Sunday, August 16, 2020

Brett Cannon: Unravelling binary arithmetic operations in Python

The reaction to my blog post on unravelling attribute access was positive enough that I'm inspired to do another post on how much of Python's syntax is actually just syntactic sugar. In this post I want to tackle binary arithmetic operations.

Specifically, I want to unravel how subtraction works: a - b. Now I am purposefully choosing subtraction as it is non-commutative. This helps make sure that the order of operations matters compared to doing addition where you could make a mistake and flip a and b in the implementation and still end up with the same result.

Finding the C code

As in my last post, we are going to start by seeing what bytecode the CPython interpreter compiles for the syntax.

>>> def sub(): a - b
... 
>>> import dis
>>> dis.dis(sub)
  1           0 LOAD_GLOBAL              0 (a)
              2 LOAD_GLOBAL              1 (b)
              4 BINARY_SUBTRACT
              6 POP_TOP
              8 LOAD_CONST               0 (None)
             10 RETURN_VALUE
Disassembly of a subtraction expression

So it looks like the BINARY_SUBTRACT opcode is what we want to dive into.
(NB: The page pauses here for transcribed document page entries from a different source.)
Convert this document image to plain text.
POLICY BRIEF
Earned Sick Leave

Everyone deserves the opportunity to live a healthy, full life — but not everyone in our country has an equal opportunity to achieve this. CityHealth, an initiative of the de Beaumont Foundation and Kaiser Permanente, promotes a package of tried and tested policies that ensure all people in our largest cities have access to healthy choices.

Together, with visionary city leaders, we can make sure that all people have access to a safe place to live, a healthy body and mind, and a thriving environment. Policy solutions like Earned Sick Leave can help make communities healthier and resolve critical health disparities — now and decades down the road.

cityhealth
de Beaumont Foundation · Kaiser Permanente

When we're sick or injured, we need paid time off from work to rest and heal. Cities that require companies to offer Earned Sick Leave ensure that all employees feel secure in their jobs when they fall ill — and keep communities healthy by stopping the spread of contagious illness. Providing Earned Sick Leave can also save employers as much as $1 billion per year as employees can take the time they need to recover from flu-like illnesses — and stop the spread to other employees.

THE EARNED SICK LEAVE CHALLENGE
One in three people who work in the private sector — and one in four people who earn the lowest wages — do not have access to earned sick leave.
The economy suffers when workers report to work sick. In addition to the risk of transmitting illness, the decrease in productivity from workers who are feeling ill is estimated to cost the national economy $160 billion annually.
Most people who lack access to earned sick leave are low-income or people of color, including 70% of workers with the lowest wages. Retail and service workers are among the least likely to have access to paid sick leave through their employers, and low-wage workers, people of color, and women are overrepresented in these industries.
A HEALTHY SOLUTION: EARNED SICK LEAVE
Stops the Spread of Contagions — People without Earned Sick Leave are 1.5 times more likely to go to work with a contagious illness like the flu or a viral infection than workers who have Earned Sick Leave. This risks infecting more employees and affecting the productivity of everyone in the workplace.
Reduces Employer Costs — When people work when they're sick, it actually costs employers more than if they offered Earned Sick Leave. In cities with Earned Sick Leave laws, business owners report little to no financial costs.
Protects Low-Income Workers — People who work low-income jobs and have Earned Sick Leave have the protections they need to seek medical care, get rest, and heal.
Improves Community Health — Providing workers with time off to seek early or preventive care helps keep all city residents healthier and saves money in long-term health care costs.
Looking that up in Python/ceval.c shows you the C code to implement that opcode is as follows:

case TARGET(BINARY_SUBTRACT): {
    PyObject *right = POP();
    PyObject *left = TOP();
    PyObject *diff = PyNumber_Subtract(left, right);
    Py_DECREF(right);
    Py_DECREF(left);
    SET_TOP(diff);
    if (diff == NULL)
    goto error;
    DISPATCH();
}
https://ift.tt/3g0Vooj

The key bit of code to see here is that PyNumber_Subtract() implements the actual semantics for subtraction. Now untangling that function through some macros gets you to the binary_op1() function. What this provides is a generic way to manage binary operations. Instead of using it as our reference for implementation, though, we are going to work from Python's data model as I think the documentation is nice and clear on what the semantics should be for subtraction.
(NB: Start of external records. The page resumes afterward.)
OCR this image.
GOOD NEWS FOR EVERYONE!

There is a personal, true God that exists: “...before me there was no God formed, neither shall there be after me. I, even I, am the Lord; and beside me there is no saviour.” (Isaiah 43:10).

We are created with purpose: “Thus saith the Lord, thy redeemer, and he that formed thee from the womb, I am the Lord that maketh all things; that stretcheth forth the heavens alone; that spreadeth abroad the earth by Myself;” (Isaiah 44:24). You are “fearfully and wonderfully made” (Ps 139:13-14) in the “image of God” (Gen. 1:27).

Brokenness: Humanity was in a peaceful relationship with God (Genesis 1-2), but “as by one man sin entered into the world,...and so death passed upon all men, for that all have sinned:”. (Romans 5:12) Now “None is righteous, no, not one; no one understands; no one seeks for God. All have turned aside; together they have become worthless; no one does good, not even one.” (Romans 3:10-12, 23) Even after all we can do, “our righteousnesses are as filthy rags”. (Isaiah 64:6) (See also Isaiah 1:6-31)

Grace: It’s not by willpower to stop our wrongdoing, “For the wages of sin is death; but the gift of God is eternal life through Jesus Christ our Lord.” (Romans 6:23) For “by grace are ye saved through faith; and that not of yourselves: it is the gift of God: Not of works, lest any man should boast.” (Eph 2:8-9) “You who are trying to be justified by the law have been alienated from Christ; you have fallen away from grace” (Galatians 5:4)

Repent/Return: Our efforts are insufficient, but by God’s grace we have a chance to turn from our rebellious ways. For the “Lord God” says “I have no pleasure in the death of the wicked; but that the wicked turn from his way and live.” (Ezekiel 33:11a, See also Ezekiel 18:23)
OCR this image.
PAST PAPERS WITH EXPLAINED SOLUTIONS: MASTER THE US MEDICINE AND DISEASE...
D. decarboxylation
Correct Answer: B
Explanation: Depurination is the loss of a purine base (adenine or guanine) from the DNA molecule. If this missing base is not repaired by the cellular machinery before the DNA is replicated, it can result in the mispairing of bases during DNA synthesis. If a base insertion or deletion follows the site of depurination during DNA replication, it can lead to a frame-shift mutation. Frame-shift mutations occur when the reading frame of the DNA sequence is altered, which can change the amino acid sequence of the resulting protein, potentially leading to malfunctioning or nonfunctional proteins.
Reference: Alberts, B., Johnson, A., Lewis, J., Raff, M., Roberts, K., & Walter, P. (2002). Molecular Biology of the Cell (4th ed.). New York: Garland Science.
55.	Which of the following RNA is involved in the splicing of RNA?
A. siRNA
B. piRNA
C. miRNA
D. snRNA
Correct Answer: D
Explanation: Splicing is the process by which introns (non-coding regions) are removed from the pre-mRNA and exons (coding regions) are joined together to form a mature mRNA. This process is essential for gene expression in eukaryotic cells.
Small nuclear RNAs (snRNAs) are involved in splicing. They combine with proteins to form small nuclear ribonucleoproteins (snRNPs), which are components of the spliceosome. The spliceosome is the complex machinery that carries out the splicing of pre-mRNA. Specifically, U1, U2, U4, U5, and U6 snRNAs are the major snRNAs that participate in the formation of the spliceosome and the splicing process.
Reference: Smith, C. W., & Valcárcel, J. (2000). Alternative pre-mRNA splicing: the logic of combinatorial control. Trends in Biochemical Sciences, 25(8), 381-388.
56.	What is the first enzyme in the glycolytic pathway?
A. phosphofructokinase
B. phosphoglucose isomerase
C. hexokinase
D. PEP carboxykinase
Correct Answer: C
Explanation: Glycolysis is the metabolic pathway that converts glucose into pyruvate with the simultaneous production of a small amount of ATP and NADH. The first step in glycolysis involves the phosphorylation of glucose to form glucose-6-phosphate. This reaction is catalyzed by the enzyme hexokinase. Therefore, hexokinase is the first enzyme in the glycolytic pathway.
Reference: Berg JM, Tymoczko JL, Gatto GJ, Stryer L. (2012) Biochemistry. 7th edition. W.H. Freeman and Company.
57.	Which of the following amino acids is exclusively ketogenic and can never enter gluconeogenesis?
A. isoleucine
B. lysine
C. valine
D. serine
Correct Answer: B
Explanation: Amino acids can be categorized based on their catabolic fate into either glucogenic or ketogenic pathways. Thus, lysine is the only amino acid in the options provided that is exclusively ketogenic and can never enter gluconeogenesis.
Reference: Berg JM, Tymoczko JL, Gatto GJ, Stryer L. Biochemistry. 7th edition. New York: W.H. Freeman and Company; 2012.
Learning from the data model

Reading through the data model, you will discover that two methods play a part in implementation subtraction: __sub__, and __rsub__.

The __sub__() method

When considering a - b, the __sub__() method is searched from the type of a and then b is passed as an argument (much like with __getattribute__() in my blog post on attribute access, special/magic methods are resolved on the type of an object, not the object itself for performance purposes; I use _mro_getattr() to represent this in the example code below). So if it's defined, type(a).__sub__(a, b) will be used to do subtraction.

That means subtraction, at its simplest form, is just a method call! You can generalize this today using the operator.sub() function. We will model our own implementation after that function. I will be using the names lhs and rhs to represent the left-hand side and right-hand side, respectively, of a - b to make the example code easier to follow.

def sub(lhs: Any, rhs: Any, /) -> Any:
    """Implement the binary operation `a - b`."""
    lhs_type = type(lhs)
    try:
        subtract = _mro_getattr(lhs_type, "__sub__")
    except AttributeError:
        msg = f"unsupported operand type(s) for -: {lhs_type!r} and {type(rhs)!r}"
        raise TypeError(msg)
    else:
        return subtract(lhs, rhs)
Subtraction implemented via calling __sub__()

Letting the right-hand side participate via __rsub__()

But what if a doesn't implement __sub__()? Then we try calling __rsub__() from b (the "r" in __rsub__ stands for "right", as in right-hand side). This makes sure that both sides of the operation get a chance to try and make the expression work.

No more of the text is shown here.